3. Political Friction Blocks Elevation
Let’s be honest: Sales often resists pricing governance, as there is a long-standing perception that pricing “gets in the way of closing deals.” The reality is totally different to that; strong pricing enables confidence, profitability, and better customer targeting. And that same strong pricing makes sales more efficient not less. Every industry has market volatility driven by supply chain disruption, inflationary pressures, tariffs. When Sales are trying to close deals, they need somebody else to worry about all that to give them the highest probability of closing the deal.
Every organisation will want sales to be more effective. By having a strong and strategic pricing function delivering personalized pricing and product recommendations, with automated approvals and deal scoring they become more efficient and effective while improving margin. This isn’t obvious however, so change management and strong communication is critical— with this needing to be politically navigated otherwise pricing stays buried.
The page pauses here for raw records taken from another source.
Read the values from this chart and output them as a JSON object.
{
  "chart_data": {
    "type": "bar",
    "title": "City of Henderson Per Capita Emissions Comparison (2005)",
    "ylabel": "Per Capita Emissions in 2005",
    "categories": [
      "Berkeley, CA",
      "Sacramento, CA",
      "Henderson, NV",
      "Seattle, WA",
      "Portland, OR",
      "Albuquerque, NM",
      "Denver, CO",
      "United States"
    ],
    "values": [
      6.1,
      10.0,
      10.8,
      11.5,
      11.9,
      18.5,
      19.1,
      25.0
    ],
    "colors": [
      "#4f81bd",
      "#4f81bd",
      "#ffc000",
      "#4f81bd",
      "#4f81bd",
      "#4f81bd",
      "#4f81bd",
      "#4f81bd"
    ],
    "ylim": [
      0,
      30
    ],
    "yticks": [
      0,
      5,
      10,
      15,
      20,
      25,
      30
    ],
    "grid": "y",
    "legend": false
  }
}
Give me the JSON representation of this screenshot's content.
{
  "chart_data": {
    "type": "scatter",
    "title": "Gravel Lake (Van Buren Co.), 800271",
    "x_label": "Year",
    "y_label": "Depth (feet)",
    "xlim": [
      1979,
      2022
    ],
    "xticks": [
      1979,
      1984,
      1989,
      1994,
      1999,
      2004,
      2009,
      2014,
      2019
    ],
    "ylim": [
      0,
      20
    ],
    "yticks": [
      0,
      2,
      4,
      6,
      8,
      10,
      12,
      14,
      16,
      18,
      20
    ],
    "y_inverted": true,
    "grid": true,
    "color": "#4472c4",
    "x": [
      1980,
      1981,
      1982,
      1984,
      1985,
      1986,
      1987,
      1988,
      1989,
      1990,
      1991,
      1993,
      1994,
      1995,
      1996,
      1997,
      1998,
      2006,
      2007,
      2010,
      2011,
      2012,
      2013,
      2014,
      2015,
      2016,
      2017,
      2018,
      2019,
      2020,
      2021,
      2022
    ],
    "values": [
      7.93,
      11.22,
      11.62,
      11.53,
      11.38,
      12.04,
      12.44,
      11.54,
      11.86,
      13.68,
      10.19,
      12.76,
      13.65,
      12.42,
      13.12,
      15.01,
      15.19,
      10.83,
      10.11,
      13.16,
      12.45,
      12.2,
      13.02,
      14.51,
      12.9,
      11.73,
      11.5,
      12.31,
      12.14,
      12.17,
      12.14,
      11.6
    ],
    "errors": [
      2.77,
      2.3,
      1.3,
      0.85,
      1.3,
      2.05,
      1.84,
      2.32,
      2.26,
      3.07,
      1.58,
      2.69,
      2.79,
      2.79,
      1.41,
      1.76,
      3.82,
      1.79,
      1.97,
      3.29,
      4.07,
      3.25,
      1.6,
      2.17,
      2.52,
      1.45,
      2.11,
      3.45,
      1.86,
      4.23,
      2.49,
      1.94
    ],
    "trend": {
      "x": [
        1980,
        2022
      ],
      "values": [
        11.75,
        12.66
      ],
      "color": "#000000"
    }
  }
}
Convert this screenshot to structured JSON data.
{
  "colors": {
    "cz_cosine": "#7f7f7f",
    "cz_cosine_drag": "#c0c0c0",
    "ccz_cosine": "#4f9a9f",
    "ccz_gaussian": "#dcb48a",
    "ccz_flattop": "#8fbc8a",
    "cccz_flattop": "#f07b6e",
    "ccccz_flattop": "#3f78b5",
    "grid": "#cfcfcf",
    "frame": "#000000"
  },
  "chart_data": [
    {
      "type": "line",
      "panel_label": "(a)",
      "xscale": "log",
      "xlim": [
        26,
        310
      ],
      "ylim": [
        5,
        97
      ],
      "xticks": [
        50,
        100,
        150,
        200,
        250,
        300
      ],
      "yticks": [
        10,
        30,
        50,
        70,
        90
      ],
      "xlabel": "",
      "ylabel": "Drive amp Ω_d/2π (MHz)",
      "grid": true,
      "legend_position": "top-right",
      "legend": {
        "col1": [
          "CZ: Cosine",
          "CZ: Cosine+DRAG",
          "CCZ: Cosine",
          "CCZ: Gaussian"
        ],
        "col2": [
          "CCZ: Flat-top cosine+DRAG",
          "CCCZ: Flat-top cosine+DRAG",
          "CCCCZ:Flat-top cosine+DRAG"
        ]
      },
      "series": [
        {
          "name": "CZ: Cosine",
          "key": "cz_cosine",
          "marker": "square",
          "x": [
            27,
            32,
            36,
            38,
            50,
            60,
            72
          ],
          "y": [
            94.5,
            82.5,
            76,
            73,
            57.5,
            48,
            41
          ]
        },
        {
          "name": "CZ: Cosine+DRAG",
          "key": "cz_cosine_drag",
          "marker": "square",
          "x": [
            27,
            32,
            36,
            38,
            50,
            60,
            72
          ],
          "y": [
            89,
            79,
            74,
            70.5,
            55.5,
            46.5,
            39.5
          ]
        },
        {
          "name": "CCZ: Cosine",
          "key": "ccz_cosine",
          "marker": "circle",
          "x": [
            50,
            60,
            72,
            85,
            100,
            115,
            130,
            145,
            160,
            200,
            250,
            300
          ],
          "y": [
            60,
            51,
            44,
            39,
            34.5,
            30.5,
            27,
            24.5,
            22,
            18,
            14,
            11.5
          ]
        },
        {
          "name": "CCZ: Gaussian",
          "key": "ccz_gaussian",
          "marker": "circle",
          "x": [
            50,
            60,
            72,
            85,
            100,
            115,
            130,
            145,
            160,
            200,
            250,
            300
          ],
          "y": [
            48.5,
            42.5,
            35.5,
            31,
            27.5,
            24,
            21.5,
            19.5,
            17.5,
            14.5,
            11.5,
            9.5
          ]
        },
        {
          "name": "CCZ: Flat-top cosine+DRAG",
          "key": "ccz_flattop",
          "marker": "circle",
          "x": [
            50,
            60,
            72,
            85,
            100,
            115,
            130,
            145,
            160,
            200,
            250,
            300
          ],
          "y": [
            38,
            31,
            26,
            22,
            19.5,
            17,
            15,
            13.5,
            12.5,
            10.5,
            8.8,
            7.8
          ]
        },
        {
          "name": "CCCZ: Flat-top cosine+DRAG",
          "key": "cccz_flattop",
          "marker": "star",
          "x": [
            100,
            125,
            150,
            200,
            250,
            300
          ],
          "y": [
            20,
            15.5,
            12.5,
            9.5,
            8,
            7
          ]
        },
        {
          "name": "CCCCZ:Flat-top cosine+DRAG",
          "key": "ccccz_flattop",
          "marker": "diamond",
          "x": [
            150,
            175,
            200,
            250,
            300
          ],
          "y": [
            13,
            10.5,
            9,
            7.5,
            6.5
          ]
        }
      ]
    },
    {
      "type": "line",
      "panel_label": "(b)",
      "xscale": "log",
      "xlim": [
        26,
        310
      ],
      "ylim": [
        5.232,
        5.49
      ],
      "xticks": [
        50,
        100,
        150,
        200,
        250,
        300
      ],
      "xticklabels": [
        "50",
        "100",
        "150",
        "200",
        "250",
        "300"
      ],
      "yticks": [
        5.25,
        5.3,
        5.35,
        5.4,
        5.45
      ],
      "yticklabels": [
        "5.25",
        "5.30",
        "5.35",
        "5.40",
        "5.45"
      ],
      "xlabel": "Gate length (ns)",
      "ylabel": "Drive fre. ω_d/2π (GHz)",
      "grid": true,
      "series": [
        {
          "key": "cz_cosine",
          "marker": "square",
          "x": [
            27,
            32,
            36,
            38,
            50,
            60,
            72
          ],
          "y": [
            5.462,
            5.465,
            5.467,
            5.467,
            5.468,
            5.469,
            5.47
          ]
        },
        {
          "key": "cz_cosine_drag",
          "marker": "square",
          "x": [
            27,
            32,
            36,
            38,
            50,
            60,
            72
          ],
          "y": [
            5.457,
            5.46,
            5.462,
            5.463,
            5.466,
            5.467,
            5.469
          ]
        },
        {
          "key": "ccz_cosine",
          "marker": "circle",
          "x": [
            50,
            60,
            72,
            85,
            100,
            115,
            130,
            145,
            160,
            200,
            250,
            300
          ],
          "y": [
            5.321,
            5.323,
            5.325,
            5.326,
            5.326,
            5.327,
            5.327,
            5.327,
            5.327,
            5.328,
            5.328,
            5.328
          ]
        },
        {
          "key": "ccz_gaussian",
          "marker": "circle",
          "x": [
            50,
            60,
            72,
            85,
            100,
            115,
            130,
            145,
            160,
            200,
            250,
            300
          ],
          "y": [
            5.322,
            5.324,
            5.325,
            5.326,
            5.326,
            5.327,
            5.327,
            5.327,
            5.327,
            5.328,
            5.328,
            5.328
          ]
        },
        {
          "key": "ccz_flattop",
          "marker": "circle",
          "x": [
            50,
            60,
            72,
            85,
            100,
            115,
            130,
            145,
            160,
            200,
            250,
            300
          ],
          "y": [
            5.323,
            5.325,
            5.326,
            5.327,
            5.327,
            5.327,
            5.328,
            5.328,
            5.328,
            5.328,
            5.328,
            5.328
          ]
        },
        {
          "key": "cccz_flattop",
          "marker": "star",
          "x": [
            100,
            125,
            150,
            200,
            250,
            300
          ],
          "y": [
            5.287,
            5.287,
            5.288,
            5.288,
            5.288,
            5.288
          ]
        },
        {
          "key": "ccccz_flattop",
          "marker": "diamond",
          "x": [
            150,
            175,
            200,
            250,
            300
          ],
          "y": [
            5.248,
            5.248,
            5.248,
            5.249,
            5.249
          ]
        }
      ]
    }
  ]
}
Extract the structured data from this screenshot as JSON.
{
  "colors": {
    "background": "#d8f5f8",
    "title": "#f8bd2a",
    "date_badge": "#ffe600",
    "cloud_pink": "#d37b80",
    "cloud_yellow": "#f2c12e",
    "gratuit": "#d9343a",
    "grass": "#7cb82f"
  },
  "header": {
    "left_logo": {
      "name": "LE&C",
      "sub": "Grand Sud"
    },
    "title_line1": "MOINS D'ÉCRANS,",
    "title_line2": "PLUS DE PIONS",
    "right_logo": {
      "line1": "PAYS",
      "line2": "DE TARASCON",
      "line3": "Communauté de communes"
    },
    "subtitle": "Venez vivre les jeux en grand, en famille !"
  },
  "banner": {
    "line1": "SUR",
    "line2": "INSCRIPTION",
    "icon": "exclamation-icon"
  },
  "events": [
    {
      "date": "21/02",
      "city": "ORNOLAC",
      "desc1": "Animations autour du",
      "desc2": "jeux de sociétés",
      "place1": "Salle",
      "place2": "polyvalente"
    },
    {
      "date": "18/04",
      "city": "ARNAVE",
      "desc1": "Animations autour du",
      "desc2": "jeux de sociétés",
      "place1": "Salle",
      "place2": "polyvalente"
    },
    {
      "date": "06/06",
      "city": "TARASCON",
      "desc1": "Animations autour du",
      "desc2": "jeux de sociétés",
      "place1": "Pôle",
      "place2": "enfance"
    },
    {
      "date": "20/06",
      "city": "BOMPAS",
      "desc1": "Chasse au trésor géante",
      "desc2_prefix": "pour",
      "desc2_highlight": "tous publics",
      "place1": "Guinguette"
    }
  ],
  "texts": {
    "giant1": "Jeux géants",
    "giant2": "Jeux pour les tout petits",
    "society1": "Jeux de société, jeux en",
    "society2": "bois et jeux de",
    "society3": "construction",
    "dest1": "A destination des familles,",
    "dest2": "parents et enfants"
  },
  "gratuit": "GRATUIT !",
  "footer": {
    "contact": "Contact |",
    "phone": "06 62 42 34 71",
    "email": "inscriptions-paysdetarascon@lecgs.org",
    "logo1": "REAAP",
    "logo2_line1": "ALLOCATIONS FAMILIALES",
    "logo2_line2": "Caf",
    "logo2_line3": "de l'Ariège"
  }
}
4. Historic Underinvestment in Tools & Talent
While billions have been spent on CRM, ERP, and other automation tools, pricing is often managed through spreadsheets. Complicated spreadsheets that are prone to errors, prone to not having the most recent data in them, and prone to, well frankly just being wrong. Only recently have pricing platforms (e.g., Pricefx, PROS, Vendavo, Zilliant) started to get any C-suite or executive boardroom attention.
Without investment in both strategy and tools, pricing will remain operational rather than transformational.
5. Pricing ≠ Discounting
Too many companies confuse pricing with discount control. In the corporate environment customer agreements represent some of the most valuable yet often the least focused on commercial asset. Real pricing strategy is about:
- Multi-dimensional customer segmentation to include purchasing patterns, willingness to pay, service levels and compliance
- Value-based pricing and understanding the perceived value that is delivered by an offering to the customer, in their language
- Monetization commercial models to tailor the pricing to maximize customer loyalty and stickiness
- Elasticity analytics that understands customer behaviour what happens to demand as prices change is critical in optimizing revenue and developing the correct price points for an offering
- Behavioural pricing that will have a strong impact on managing promotions and other marketing strategies for target segments by understanding the customer in the realm of pricing
Pricing is often seen as a gate keeper function that is connected to Finance. The gatekeeper stops bad deals when it is arguably too late, and the sales team have made a sale.
Pricing is much more than just converting a value proposition into a number that is connected to Marketing. We shouldn’t be expecting Product or Strategic Marketing to understand elasticity of demand, or hugely complex segmentation. Their job to is create the value proposition, or the growth strategy to penetrate segments.
So; What needs to happen?
The key is to accept that Pricing isn’t a threat to any other function, it’s actually a help. Helps Finance by growing margin, and avoiding bad deals, helps Sales by delivering optimized prices based on deep segmentation and a deep understanding of the customer.
To elevate pricing to its rightful strategic role:
- Educate the C-suite — Start thinking about the power of 1% and start to show the ROI of pricing vs. cost or volume levers.
- Reframe pricing as growth and move away from thinking pricing is about control.
- Appoint a Head of Pricing or CPO and have somebody who owns the monetization strategy. If the organization is ready for a Chief Pricing Officer, at least have this role reporting to the CEO.
- Centralize the pricing capability to remove that conflict between sales and margin ownership.
- Invest in pricing analytics and governance and stop using spreadsheets. Typically, every $1 invested in pricing will generate $20-25 additional margin.
And finally-
- Marketing owns the value proposition and brand.
- Finance owns the P&L
- Sales owns the relationship with the customer
Pricing is the function that determines how much value is truly captured from the customer.
Would love to hear your experiences. Is pricing respected where you work? Or still misunderstood?